Susie Bright se souvient encore de la lettre qu'elle a reçue dans les années 1990, sur papier à en-tête du célèbre producteur hollywoodien Dino de Laurentiis. Elle provenait de deux réalisateurs en herbe qui avaient adoré son livre, et s'en étaient inspirés pour écrire un scénario, qu'ils avaient joint à leur livre. Susie, lui avaient-ils demandé, serait-elle prête à faire une apparition dans leur prochain film ?

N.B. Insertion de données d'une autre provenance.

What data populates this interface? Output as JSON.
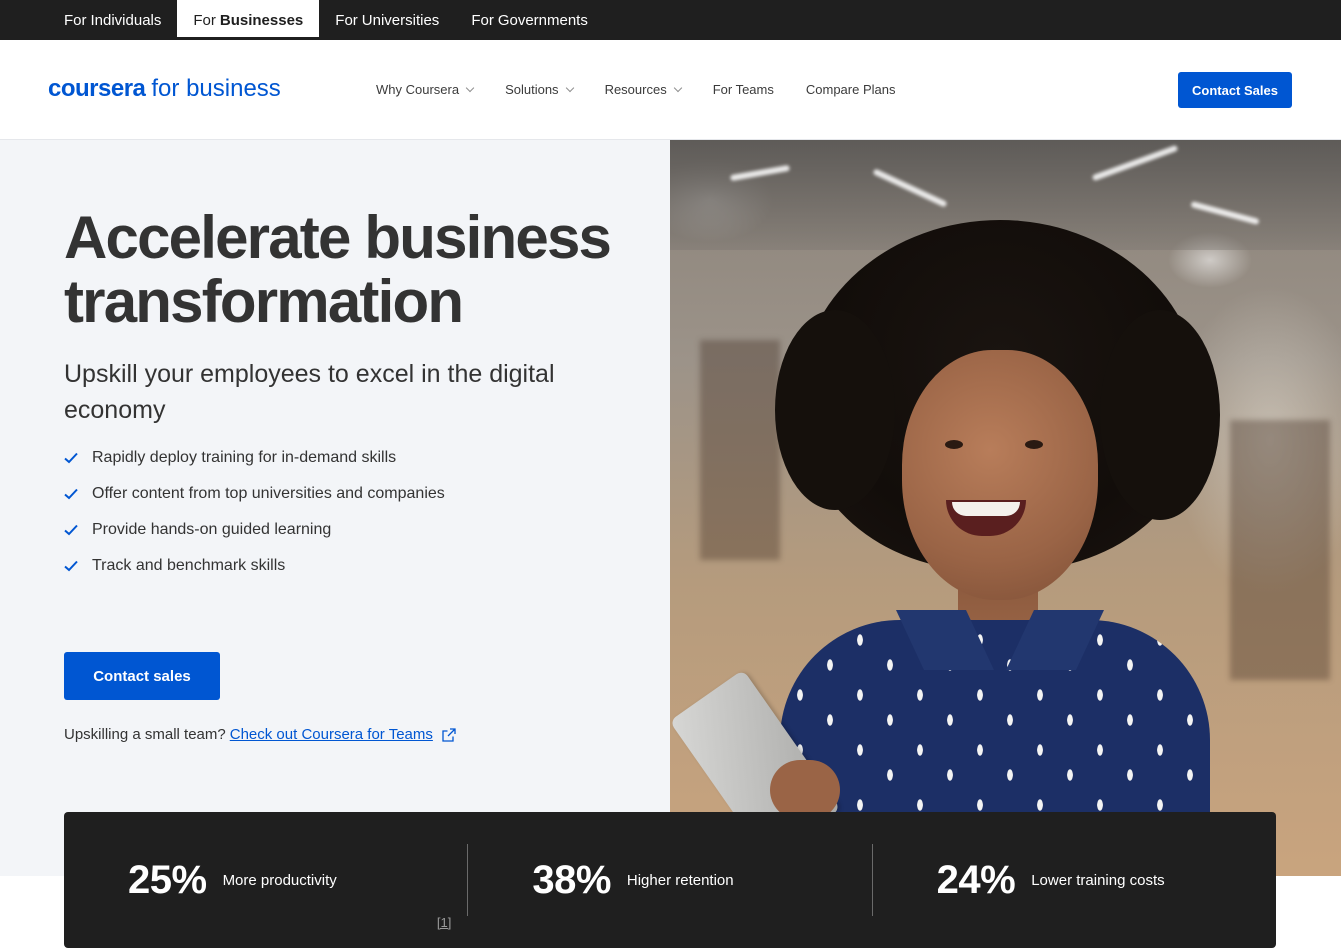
{
  "audience_tabs": [
    {
      "prefix": "For",
      "name": "Individuals",
      "active": false
    },
    {
      "prefix": "For",
      "name": "Businesses",
      "active": true
    },
    {
      "prefix": "For",
      "name": "Universities",
      "active": false
    },
    {
      "prefix": "For",
      "name": "Governments",
      "active": false
    }
  ],
  "header": {
    "logo_brand": "coursera",
    "logo_suffix": "for business",
    "nav": [
      {
        "label": "Why Coursera",
        "dropdown": true
      },
      {
        "label": "Solutions",
        "dropdown": true
      },
      {
        "label": "Resources",
        "dropdown": true
      },
      {
        "label": "For Teams",
        "dropdown": false
      },
      {
        "label": "Compare Plans",
        "dropdown": false
      }
    ],
    "cta_label": "Contact Sales"
  },
  "hero": {
    "title": "Accelerate business transformation",
    "subtitle": "Upskill your employees to excel in the digital economy",
    "bullets": [
      "Rapidly deploy training for in-demand skills",
      "Offer content from top universities and companies",
      "Provide hands-on guided learning",
      "Track and benchmark skills"
    ],
    "cta_label": "Contact sales",
    "teams_prompt": "Upskilling a small team?",
    "teams_link": "Check out Coursera for Teams"
  },
  "stats": [
    {
      "value": "25%",
      "label": "More productivity",
      "footnote": "[1]"
    },
    {
      "value": "38%",
      "label": "Higher retention"
    },
    {
      "value": "24%",
      "label": "Lower training costs"
    }
  ],
  "colors": {
    "brand_blue": "#0056d2",
    "dark_bar": "#1f1f1f",
    "hero_bg": "#f3f5f8"
  },
  "icons": {
    "bullet": "check-icon",
    "link": "external-link-icon",
    "dropdown": "chevron-down-icon"
  }
}
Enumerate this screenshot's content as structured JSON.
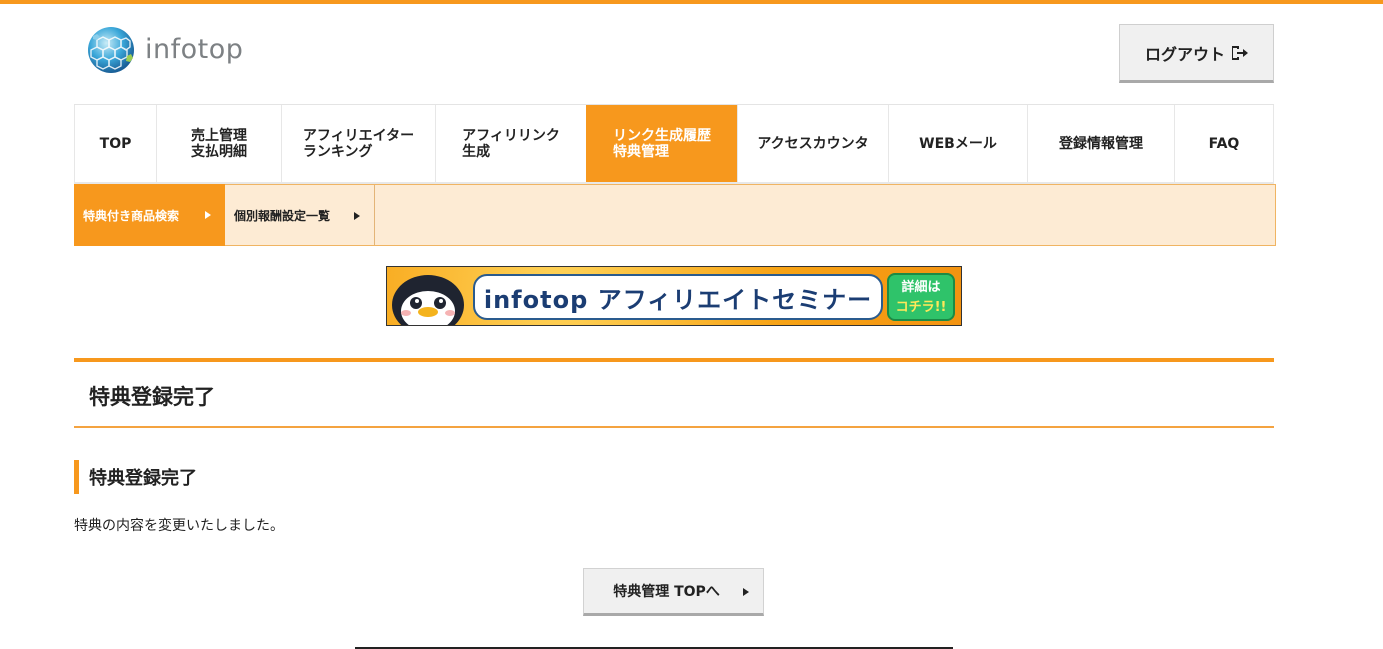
{
  "colors": {
    "accent": "#f7981d",
    "subnav_bg": "#fdebd4",
    "button_bg": "#f0f0f0"
  },
  "header": {
    "logo_text": "infotop",
    "logout_label": "ログアウト"
  },
  "nav": {
    "items": [
      {
        "label": "TOP",
        "active": false
      },
      {
        "label": "売上管理\n支払明細",
        "active": false
      },
      {
        "label": "アフィリエイター\nランキング",
        "active": false
      },
      {
        "label": "アフィリリンク\n生成",
        "active": false
      },
      {
        "label": "リンク生成履歴\n特典管理",
        "active": true
      },
      {
        "label": "アクセスカウンタ",
        "active": false
      },
      {
        "label": "WEBメール",
        "active": false
      },
      {
        "label": "登録情報管理",
        "active": false
      },
      {
        "label": "FAQ",
        "active": false
      }
    ]
  },
  "subnav": {
    "items": [
      {
        "label": "特典付き商品検索",
        "active": true
      },
      {
        "label": "個別報酬設定一覧",
        "active": false
      }
    ]
  },
  "banner": {
    "title": "infotop アフィリエイトセミナー",
    "button_line1": "詳細は",
    "button_line2": "コチラ!!"
  },
  "main": {
    "page_title": "特典登録完了",
    "section_title": "特典登録完了",
    "message": "特典の内容を変更いたしました。",
    "back_button_label": "特典管理 TOPへ"
  }
}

Les réalisatrices à l'origine de cette lettre étaient Lana et Lilly Wachowski, qui allaient faire un petit film intitulé . Mais ce n'était pas le scénario qu'elles avaient envoyé à Susie. Ce qu'elles avaient envoyé était un néo-noir sanglant sur une criminelle devenue entrepreneure nommée Corky qui est embauchée pour réparer un appartement après sa sortie de prison. Elle rencontre rapidement les voisins d'à côté, un mafieux nommé Caesar et sa petite amie, Violet, qui ne perd pas de temps à séduire Corky et à l'enrôler pour l'aider à escroquer une petite fortune à la mafia. Le film s'appelait .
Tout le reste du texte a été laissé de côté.